Anna realizes there was no man called Thomas working in the college as said by Thamban and she connected with her experience earlier at Thamban's fort to conclude that her husband was a black magician. Anna gave birth to a daughter and she put her in a boarding school to avoid speaking on details of her husband. The current generation of the Tharayil family and Abdulla in his old age are still keeping in good relations to gather any information on the mysterious man. They soon realized several families in other villages had similar experiences decades before and thus formed a joint committee to search.

Years later, Thamban continued his antics, this time with a local tribal community girl. By now, India was under British rule and Malabar Police was investigating on missing of this tribal girl, which came in local newspapers. This brings Abdulla and Tharayil Kurups to meet the parents of the missing girls and understand the modus operandi is very similar. Annamma also reads this news and connects this to her incident.

As time passes again, Thamban identifies his latest target Elisy who he finds in a picnic place. Elisy and Thamban, who now appears as Frankie, a photographer, become good friends and form a close friendship. He gives a photograph of him with Elisy to her which she kept in her book. Unbeknownst to Thamban, Elisy is the daughter of Annamma and Anna finds the photograph of young Thamban in Elisy's book, which shocks her. She understands he is now behind her daughter. To confirm the identity of Thamban, she takes the photograph and shows it to the parents of a missing tribal girl, who confirm the same. The old Members of the Tharayil family as well as Abdulla also confirm their identity, thus they all realize, they are all searching for one man, not multiple magicians, etc.

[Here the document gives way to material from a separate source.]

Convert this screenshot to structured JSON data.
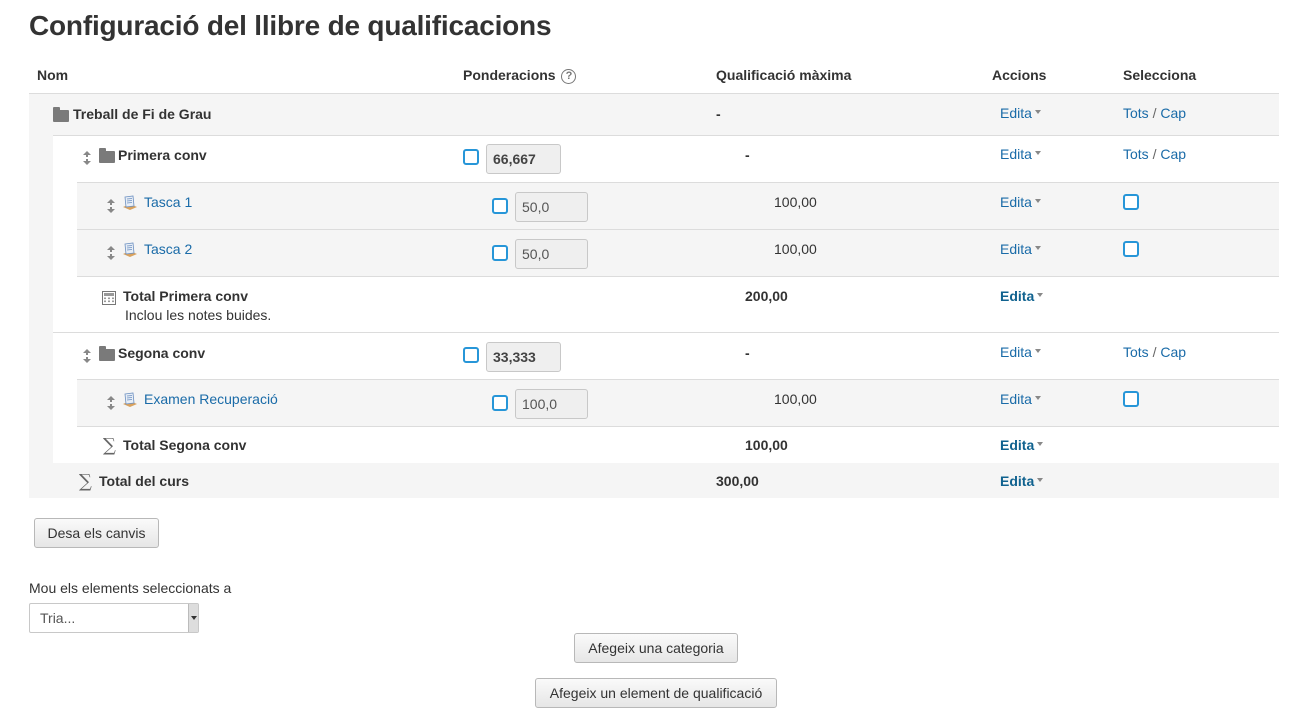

While Anna is coordinating with other affected members, Thamban, now as Frankie seduces Elisy and brings her to his fort. Hearing her daughter missing, Anna along with Abdulla, his men as well as other men of affected families rush to the Thamban's palace as she knows where it is out of her experience going there once. While they enter, Thamban is about to offer Elisy to Karimurthy and Abdulla's men start firing at Thamban. He escapes to the backyard of the palace along with Elisy and then enters again to the devil's chamber. By this time, Anna comes in front of Thamban and reminds him that Elisy is his daughter. A dilemma struck Thamban, who now changes into an old man, and loses his ability to fight with other men. In this confusion, Anna forcibly takes Elisy and rushes out of the house. Karimurthy now gets angry with Thamban, thus he absorbs all his energy and his body gets rotten down instantly to his original century-old decay condition.

== Soundtrack ==
The music was composed by G. Devarajan and lyrics was written by Sasikala Menon.

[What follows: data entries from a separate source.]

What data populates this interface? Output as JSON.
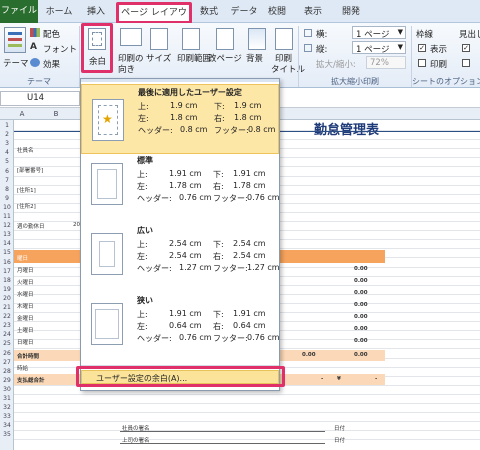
{
  "tabs": [
    "ファイル",
    "ホーム",
    "挿入",
    "ページ レイアウト",
    "数式",
    "データ",
    "校閲",
    "表示",
    "開発"
  ],
  "ribbon": {
    "theme": {
      "themes": "テーマ",
      "colors": "配色",
      "fonts": "フォント",
      "effects": "効果",
      "group": "テーマ"
    },
    "page_setup": {
      "margins": "余白",
      "orientation1": "印刷の",
      "orientation2": "向き",
      "size": "サイズ",
      "print_area1": "印刷範囲",
      "breaks": "改ページ",
      "background": "背景",
      "print_titles1": "印刷",
      "print_titles2": "タイトル"
    },
    "scale": {
      "width_label": "横:",
      "width_value": "1 ページ",
      "height_label": "縦:",
      "height_value": "1 ページ",
      "zoom_label": "拡大/縮小:",
      "zoom_value": "72%",
      "group": "拡大縮小印刷"
    },
    "sheet_options": {
      "gridlines": "枠線",
      "headings": "見出し",
      "view": "表示",
      "print": "印刷",
      "group": "シートのオプション"
    }
  },
  "formula": {
    "namebox": "U14"
  },
  "columns": [
    "B",
    "C",
    "D"
  ],
  "rows": [
    "1",
    "2",
    "3",
    "4",
    "5",
    "6",
    "7",
    "8",
    "9",
    "10",
    "11",
    "12",
    "13",
    "14",
    "15",
    "16",
    "17",
    "18",
    "19",
    "20",
    "21",
    "22",
    "23",
    "24",
    "25",
    "26",
    "27",
    "28",
    "29",
    "30",
    "31",
    "32",
    "33",
    "34",
    "35"
  ],
  "sheet": {
    "title": "勤怠管理表",
    "left_labels": [
      "社員名",
      "[部署番号]",
      "[住所1]",
      "[住所2]",
      "週の勤休日"
    ],
    "year_cell": "200",
    "header_left": "曜日",
    "row_labels": [
      "月曜日",
      "火曜日",
      "水曜日",
      "木曜日",
      "金曜日",
      "土曜日",
      "日曜日"
    ],
    "total_label": "合計時間",
    "rate_label": "時給",
    "pay_label": "支払総合計",
    "zero": "0.00",
    "yen_dash": "-",
    "yen": "¥",
    "sign1": "社員の署名",
    "sign2": "上司の署名",
    "date1": "日付",
    "date2": "日付"
  },
  "dropdown": {
    "options": [
      {
        "name": "最後に適用したユーザー設定",
        "top_label": "上:",
        "top": "1.9 cm",
        "bottom_label": "下:",
        "bottom": "1.9 cm",
        "left_label": "左:",
        "left": "1.8 cm",
        "right_label": "右:",
        "right": "1.8 cm",
        "header_label": "ヘッダー:",
        "header": "0.8 cm",
        "footer_label": "フッター:",
        "footer": "0.8 cm"
      },
      {
        "name": "標準",
        "top_label": "上:",
        "top": "1.91 cm",
        "bottom_label": "下:",
        "bottom": "1.91 cm",
        "left_label": "左:",
        "left": "1.78 cm",
        "right_label": "右:",
        "right": "1.78 cm",
        "header_label": "ヘッダー:",
        "header": "0.76 cm",
        "footer_label": "フッター:",
        "footer": "0.76 cm"
      },
      {
        "name": "広い",
        "top_label": "上:",
        "top": "2.54 cm",
        "bottom_label": "下:",
        "bottom": "2.54 cm",
        "left_label": "左:",
        "left": "2.54 cm",
        "right_label": "右:",
        "right": "2.54 cm",
        "header_label": "ヘッダー:",
        "header": "1.27 cm",
        "footer_label": "フッター:",
        "footer": "1.27 cm"
      },
      {
        "name": "狭い",
        "top_label": "上:",
        "top": "1.91 cm",
        "bottom_label": "下:",
        "bottom": "1.91 cm",
        "left_label": "左:",
        "left": "0.64 cm",
        "right_label": "右:",
        "right": "0.64 cm",
        "header_label": "ヘッダー:",
        "header": "0.76 cm",
        "footer_label": "フッター:",
        "footer": "0.76 cm"
      }
    ],
    "custom": "ユーザー設定の余白(A)..."
  },
  "colors": {
    "accent_highlight": "#e0306a",
    "file_tab": "#2a6e2f",
    "table_orange": "#f6a35d"
  }
}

| No. | Song | Singers | Lyrics | Length (m:ss) |
|---|---|---|---|---|
| 1 | "Chandrika Vithariya" | Nilambur Karthikeyan | Sasikala Menon |  |
| 2 | "Ekaantha Swapnathin" | P Susheela, Chorus | Sasikala Menon |  |
| 3 | "Ezhaamudayathil" | K. J. Yesudas | Sasikala Menon |  |
| 4 | "Karikondal Niramaarnna" | K. J. Yesudas, Nilambur karthikeyan | Sasikala Menon |  |
| 5 | "Manchaadi Manimaala" | P. Madhuri, Nilambur Karthikeyan, Chorus | Sasikala Menon |  |

==Legacy==
With the Hindi dubbed version of Pyasa Shaitan (1984), Joginder Shelly bought the rights to the original Malayalam film and kept scenes with Haasan intact, shot some ‘hot' scenes in Hindi, and stitched it all together. Vogue described it as one of the first examples of the "bits technique", where filmmakers shot ‘hot’ scenes separately and left them out of the versions sent to the censor board for clearance, which would be inserted into the projectors at opportune moments.